裏切りの感情

葉原あきよ

裏切りの感情

「おい、ジュリア」

 酔って帰ってきて、そのままソファで寝ていたジュリアは肩を叩かれて、薄く目を開けた。

 薄暗い室内でも淡く光る白金の髪が視界に入る。養い子のエドだ。エドは十五年前にやってきたときは細く痩せ細った子どもだった。それがいつの間にかジュリアを追い越していた。どこかで鍛えているらしく、今では、軍人のようにがっしりした体つきになっていた。

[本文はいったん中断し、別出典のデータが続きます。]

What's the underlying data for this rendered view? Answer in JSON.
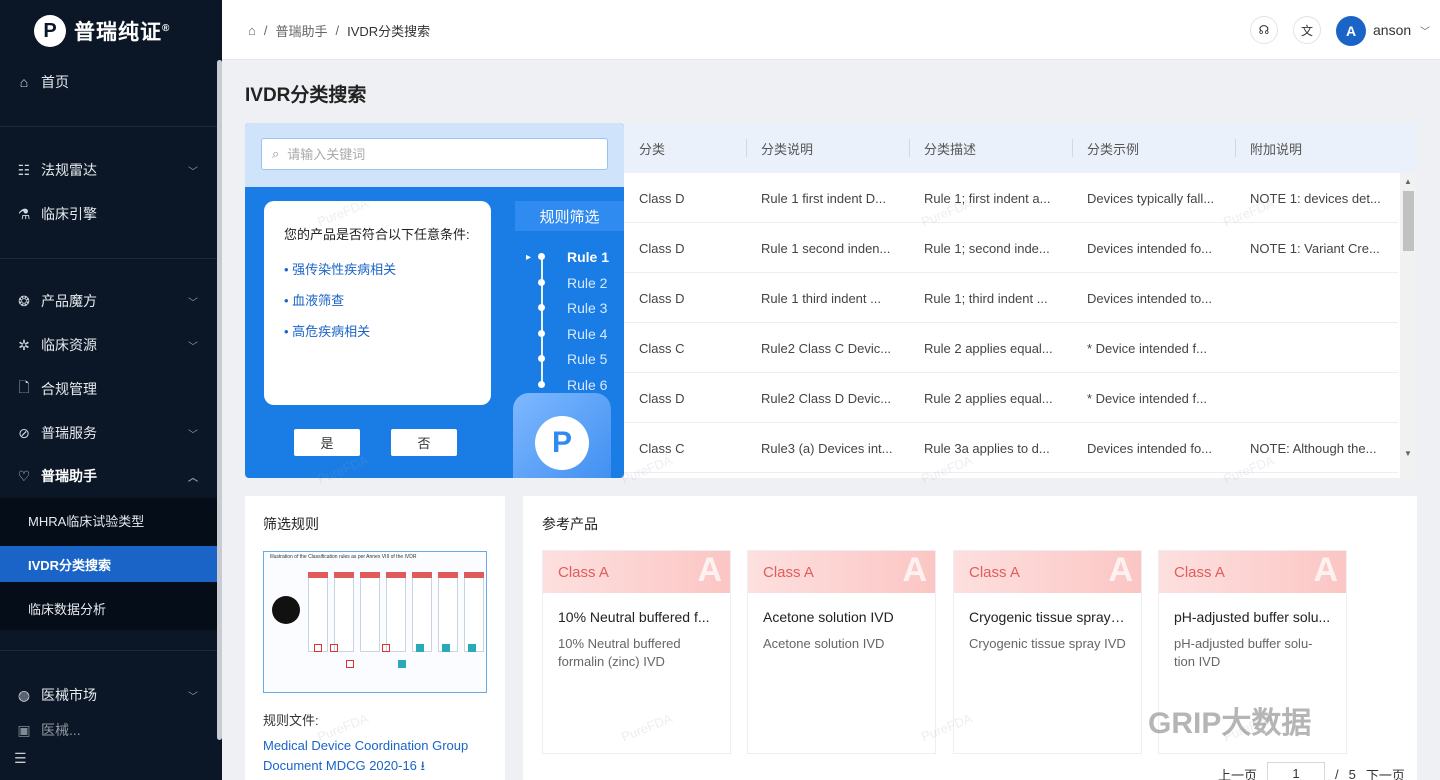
{
  "app": {
    "logo_mark": "P",
    "logo_name": "普瑞纯证",
    "logo_reg": "®"
  },
  "sidebar": {
    "items": [
      {
        "label": "首页",
        "icon": "home-icon"
      },
      {
        "label": "法规雷达",
        "icon": "radar-icon"
      },
      {
        "label": "临床引擎",
        "icon": "flask-icon"
      },
      {
        "label": "产品魔方",
        "icon": "cube-icon"
      },
      {
        "label": "临床资源",
        "icon": "gear-icon"
      },
      {
        "label": "合规管理",
        "icon": "doc-icon"
      },
      {
        "label": "普瑞服务",
        "icon": "service-icon"
      },
      {
        "label": "普瑞助手",
        "icon": "heart-icon"
      },
      {
        "label": "医械市场",
        "icon": "globe-icon"
      },
      {
        "label": "医械..."
      }
    ],
    "sub_items": [
      {
        "label": "MHRA临床试验类型"
      },
      {
        "label": "IVDR分类搜索"
      },
      {
        "label": "临床数据分析"
      }
    ]
  },
  "header": {
    "breadcrumb": [
      "普瑞助手",
      "IVDR分类搜索"
    ],
    "user_initial": "A",
    "username": "anson"
  },
  "page": {
    "title": "IVDR分类搜索"
  },
  "filter": {
    "search_placeholder": "请输入关键词",
    "question": "您的产品是否符合以下任意条件:",
    "conditions": [
      "强传染性疾病相关",
      "血液筛查",
      "高危疾病相关"
    ],
    "yes": "是",
    "no": "否",
    "tab": "规则筛选",
    "rules": [
      "Rule 1",
      "Rule 2",
      "Rule 3",
      "Rule 4",
      "Rule 5",
      "Rule 6"
    ]
  },
  "table": {
    "headers": [
      "分类",
      "分类说明",
      "分类描述",
      "分类示例",
      "附加说明"
    ],
    "rows": [
      [
        "Class D",
        "Rule 1 first indent D...",
        "Rule 1; first indent a...",
        "Devices typically fall...",
        "NOTE 1: devices det..."
      ],
      [
        "Class D",
        "Rule 1 second inden...",
        "Rule 1; second inde...",
        "Devices intended fo...",
        "NOTE 1: Variant Cre..."
      ],
      [
        "Class D",
        "Rule 1 third indent ...",
        "Rule 1; third indent ...",
        "Devices intended to...",
        ""
      ],
      [
        "Class C",
        "Rule2 Class C Devic...",
        "Rule 2 applies equal...",
        "* Device intended f...",
        ""
      ],
      [
        "Class D",
        "Rule2 Class D Devic...",
        "Rule 2 applies equal...",
        "* Device intended f...",
        ""
      ],
      [
        "Class C",
        "Rule3 (a) Devices int...",
        "Rule 3a applies to d...",
        "Devices intended fo...",
        "NOTE: Although the..."
      ]
    ]
  },
  "rules_panel": {
    "title": "筛选规则",
    "image_caption": "Illustration of the Classification rules as per Annex VIII of the IVDR",
    "file_label": "规则文件:",
    "file_link": "Medical Device Coordination Group Document MDCG 2020-16"
  },
  "reference": {
    "title": "参考产品",
    "cards": [
      {
        "class": "Class A",
        "name": "10% Neutral buffered f...",
        "desc": "10% Neutral buffered formalin (zinc) IVD"
      },
      {
        "class": "Class A",
        "name": "Acetone solution IVD",
        "desc": "Acetone solution IVD"
      },
      {
        "class": "Class A",
        "name": "Cryogenic tissue spray I...",
        "desc": "Cryogenic tissue spray IVD"
      },
      {
        "class": "Class A",
        "name": "pH-adjusted buffer solu...",
        "desc": "pH-adjusted buffer solu-tion IVD"
      }
    ],
    "card_watermark": "A"
  },
  "pager": {
    "prev": "上一页",
    "page": "1",
    "sep": "/",
    "total": "5",
    "next": "下一页"
  },
  "watermark": {
    "text": "PureFDA",
    "channel": "GRIP大数据"
  },
  "colors": {
    "sidebar": "#0b1726",
    "accent": "#1a64c8",
    "panel_blue": "#1a7de6",
    "class_tag": "#e25c5a"
  }
}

 魔女は子どもが産めない。それでもジュリアは子どもが欲しかった。旅の父子に出会ったのは偶然だったけれど、天恵に思えた。病気を抱えていた父親はジュリアが魔女と知りながら息子のことを託して、保護していくらも経たないうちに亡くなった。残された息子のエドをジュリアは養子にしたのだ。

 そのエドが不機嫌にジュリアを見下ろしていた。

「飲んで来てもいいが、きちんとベッドで寝ろよ」

「う……ん……」

 唸るように返事をして再び目を閉じると、両腕をひっぱって起こされた。

「ジュリア」

「ああーもー、かわいくない。昔みたいにお母様って呼んでごらんなさい?」

 半目で微笑むと、エドは顔をしかめた。

「いい加減にしろよ」

「なあに? お母様に逆らう気?」

 エドは舌打ちして、ジュリアを強く抱きしめた。

「俺は、あんたのことを母親だって思ったことは一度もない」

「な……」

 一気に目が覚めたジュリアを混乱に陥れたのは、エドの唇だった。それがジュリアの唇を塞ぐ。一瞬真っ白になって抵抗を忘れてしまうと、エドの両腕に力が籠った。我に返って押し返そうとしたけれど、もともと腕力では敵わない。ジュリアは即座に魔法に切り替えた。呪文が使えないから制御できないけれど、自業自得だろう。力任せに放った魔法はエドを壁際まで弾き飛ばした。

「何するのよ!」

 怪我一つしていない様子のエドはその場に膝をついた。

「ジュリア、愛してる」

「母親としてよね?」

「いや、女としてだ」

「やめて!」

 ジュリアは耳を押さえて頭を振った。

「聞いてくれ!」

「嫌よ!」

「愛してるんだ! 俺の気持ちを受け入れてほしい」

 俯いていたジュリアは顔を上げるとエドを睨んだ。暗い表情の中、目だけが輝いていた。それは憎しみの光を宿している。

「ひどい裏切りだわ。母親としての私を、あなたは殺したのよ」

「そんなことは……」

 ジュリアが指差すと玄関のドアが開いた。

「出て行きなさい」

 静かに彼女は命令する。

 弁解のため口を開こうとしたエドは、ジュリアの視線の強さに気圧されて言葉を飲み込んだ。

「今日は外に泊まってくるけれど、明日、落ち着いて話を聞いてほしい」

 ジュリアは返事をしなかった。

 ――翌朝帰ってきたエドの前には、更地が広がり、家もジュリアも跡形もなく消えていた。